Drouillet devant le Beechcraft F-APFD portant les graphismes rappelant la carrière de l'appareil. Sont visibles la croix d'Assouan, le Lion de Juda, l'avion s'envolant de sa cage à Villacoublay, le sceau de justice de Versailles.

(Le pilote du diable, photo dédicacée à René Denat, mécanicien de Drouillet)

            Drouillet est encore en possession de l'appareil au tout début de 1937. C'est dans cette période qu'il l'aurait décoré avec des graphismes rappelant ses dernières aventures. En avril, l'appareil est vu à Pau. En mai, Drouillet l'utilise pour un vol qui l'amène de Toulouse au Bourget, puis à Londres-Croydon, enfin à Berlin à l'occasion du couronnement du roi d'Angleterre Georges VI. Il s'agit de livrer les films couleur du couronnement pour développement. Quelques jours plus tard, il effectue une mission de liaison Paris - Tunis - Alger - Paris. A la suite d'un survol de la cité du Vatican - zone interdite -, un appareil militaire les oblige à atterrir à Bologne avant de continuer vers Tunis el Aouina. Après une escale d'une semaine, il revient en France par Alger.

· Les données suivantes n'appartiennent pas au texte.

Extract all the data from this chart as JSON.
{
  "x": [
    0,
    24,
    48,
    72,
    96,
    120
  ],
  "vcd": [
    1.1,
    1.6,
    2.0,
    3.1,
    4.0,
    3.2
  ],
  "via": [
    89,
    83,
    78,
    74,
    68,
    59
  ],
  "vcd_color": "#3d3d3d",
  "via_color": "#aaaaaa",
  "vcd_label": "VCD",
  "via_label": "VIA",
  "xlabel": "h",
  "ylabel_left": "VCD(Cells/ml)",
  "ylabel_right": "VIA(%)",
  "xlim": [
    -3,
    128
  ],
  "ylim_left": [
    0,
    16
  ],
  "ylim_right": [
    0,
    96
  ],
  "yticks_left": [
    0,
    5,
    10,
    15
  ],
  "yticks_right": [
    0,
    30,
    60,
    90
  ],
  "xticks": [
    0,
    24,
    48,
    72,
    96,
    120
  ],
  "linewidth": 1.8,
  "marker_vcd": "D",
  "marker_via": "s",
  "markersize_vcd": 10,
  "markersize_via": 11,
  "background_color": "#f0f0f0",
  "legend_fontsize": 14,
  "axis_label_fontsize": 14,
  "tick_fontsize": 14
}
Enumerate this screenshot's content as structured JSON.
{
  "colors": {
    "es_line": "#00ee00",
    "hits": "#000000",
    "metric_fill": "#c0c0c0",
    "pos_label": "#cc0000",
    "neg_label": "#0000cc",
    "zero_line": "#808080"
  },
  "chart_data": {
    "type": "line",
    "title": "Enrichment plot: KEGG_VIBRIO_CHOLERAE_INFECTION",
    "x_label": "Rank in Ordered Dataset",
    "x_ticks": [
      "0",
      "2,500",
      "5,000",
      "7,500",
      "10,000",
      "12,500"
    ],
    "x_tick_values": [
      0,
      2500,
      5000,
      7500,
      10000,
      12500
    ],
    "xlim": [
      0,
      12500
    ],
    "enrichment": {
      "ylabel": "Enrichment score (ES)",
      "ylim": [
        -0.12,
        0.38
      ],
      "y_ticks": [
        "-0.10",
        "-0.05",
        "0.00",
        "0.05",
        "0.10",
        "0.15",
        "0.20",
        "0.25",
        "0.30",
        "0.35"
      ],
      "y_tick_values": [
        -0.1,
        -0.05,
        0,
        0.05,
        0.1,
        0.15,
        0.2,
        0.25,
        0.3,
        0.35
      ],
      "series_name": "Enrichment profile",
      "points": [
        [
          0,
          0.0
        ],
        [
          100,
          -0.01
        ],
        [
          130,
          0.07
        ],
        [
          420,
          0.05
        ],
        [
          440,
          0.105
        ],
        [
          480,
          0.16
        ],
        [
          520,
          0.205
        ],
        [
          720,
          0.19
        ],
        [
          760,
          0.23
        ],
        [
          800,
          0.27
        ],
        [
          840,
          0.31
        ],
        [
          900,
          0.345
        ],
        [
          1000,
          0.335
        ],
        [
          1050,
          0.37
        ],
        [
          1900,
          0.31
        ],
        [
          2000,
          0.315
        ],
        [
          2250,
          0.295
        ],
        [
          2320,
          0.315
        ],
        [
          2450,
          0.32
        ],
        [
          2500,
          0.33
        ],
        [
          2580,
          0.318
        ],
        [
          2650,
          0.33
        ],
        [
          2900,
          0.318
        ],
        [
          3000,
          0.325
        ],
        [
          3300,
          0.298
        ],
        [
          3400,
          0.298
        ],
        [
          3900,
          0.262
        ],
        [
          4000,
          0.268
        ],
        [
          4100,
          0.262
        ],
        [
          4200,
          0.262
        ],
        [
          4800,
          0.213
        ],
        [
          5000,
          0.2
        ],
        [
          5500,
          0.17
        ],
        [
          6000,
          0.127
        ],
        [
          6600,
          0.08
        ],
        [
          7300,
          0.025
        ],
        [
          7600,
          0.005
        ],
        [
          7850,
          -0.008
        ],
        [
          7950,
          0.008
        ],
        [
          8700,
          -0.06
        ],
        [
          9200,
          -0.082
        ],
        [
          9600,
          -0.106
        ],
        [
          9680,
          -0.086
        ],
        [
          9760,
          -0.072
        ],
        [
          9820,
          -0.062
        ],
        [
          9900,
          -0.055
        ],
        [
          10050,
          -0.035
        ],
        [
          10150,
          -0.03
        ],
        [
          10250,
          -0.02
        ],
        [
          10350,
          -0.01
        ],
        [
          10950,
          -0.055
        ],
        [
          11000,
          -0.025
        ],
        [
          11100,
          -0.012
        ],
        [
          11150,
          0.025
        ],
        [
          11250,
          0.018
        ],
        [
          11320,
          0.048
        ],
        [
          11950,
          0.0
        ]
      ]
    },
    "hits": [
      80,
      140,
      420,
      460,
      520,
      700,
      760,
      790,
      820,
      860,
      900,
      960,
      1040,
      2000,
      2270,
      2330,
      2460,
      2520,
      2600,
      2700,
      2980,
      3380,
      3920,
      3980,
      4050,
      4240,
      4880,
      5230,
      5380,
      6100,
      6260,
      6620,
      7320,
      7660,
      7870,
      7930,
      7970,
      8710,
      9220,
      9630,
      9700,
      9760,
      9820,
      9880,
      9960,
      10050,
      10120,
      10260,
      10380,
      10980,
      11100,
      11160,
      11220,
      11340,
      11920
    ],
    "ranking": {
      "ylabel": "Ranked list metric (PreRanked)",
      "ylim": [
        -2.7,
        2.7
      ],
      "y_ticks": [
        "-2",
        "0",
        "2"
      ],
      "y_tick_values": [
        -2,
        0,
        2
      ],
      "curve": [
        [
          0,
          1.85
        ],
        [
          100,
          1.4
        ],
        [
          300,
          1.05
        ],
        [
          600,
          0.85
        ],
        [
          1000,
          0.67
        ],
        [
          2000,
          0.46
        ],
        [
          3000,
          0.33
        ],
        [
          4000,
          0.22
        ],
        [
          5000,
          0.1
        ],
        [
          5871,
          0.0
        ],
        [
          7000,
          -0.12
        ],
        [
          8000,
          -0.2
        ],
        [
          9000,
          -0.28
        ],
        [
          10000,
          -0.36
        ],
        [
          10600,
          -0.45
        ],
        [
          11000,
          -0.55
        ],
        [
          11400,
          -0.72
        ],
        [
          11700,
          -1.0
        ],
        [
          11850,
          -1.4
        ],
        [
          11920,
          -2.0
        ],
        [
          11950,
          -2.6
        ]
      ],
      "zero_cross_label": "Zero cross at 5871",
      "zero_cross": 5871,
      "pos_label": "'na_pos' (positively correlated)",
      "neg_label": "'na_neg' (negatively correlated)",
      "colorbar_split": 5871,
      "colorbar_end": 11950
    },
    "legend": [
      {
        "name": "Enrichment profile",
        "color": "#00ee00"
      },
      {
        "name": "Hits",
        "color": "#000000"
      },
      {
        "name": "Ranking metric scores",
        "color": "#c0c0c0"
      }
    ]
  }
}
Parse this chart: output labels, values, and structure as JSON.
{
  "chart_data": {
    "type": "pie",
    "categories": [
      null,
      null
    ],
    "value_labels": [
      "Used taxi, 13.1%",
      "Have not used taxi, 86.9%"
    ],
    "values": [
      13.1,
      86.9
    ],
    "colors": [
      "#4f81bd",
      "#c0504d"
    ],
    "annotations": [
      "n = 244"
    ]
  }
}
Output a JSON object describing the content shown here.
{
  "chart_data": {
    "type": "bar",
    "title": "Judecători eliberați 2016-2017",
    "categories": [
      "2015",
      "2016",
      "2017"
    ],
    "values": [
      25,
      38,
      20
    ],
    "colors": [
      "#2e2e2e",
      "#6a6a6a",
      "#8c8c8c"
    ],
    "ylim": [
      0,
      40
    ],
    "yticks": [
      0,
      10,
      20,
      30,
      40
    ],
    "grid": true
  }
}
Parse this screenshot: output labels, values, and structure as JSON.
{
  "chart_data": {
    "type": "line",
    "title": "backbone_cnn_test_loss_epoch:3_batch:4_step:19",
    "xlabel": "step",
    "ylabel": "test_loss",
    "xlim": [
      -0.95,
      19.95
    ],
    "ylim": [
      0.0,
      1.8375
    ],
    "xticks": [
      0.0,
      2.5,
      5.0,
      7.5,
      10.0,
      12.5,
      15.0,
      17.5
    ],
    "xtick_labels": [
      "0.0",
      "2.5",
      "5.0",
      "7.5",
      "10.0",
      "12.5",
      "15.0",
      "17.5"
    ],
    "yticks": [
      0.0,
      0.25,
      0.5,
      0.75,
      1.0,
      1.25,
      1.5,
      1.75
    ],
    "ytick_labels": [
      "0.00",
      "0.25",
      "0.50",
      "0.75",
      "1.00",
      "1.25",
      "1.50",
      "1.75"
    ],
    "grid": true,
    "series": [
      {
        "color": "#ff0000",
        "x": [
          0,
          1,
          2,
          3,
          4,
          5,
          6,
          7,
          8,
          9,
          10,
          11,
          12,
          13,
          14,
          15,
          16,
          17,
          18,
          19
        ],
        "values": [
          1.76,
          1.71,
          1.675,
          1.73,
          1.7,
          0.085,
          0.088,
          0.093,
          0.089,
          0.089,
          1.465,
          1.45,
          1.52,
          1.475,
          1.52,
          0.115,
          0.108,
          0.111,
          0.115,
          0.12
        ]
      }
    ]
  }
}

            A l'été 1937, devant partir pour une tournée de démonstration au Canada, Drouillet se décide à vendre l'appareil. D'abord enregistré au nom de Fernand Lefèvre, probablement pour sa vente, il est en juillet acheté par Auguste Amnestoy, créateur d'Air Pyrénées qui assure les liaisons entre la France et Bilbao. Piloté par georges Lebeau, l'appareil aurait alors servi pour diverses missions au Pays basque ou dans les Asturies où sa décoration et son utilisation supposée lui valent le surnom de "L'avion du Négus".

            Le 24 août 1937, le Président basque José Antonio de Aguirre et 2 de ses ministres fuient Santander vers Biarritz dans le Beechcraft F-APFD piloté par Georges Lebeau. Le 8 septembre, l'appareil participe aux recherches de l'Airspeed Envoy d'Abel Guidez abattu par la chasse nationaliste. Il reste ensuite stocké à Briscous, peut-être endommagé.


            Le Beechraft B17R F-APFD est capturé par les Allemands à Briscous en novembre 1942 et stocké au Luftwaffe Beutepark n°5 à Nanterre. A la libération, il est ferraillé comme pratiquement tous les avions de ce parc.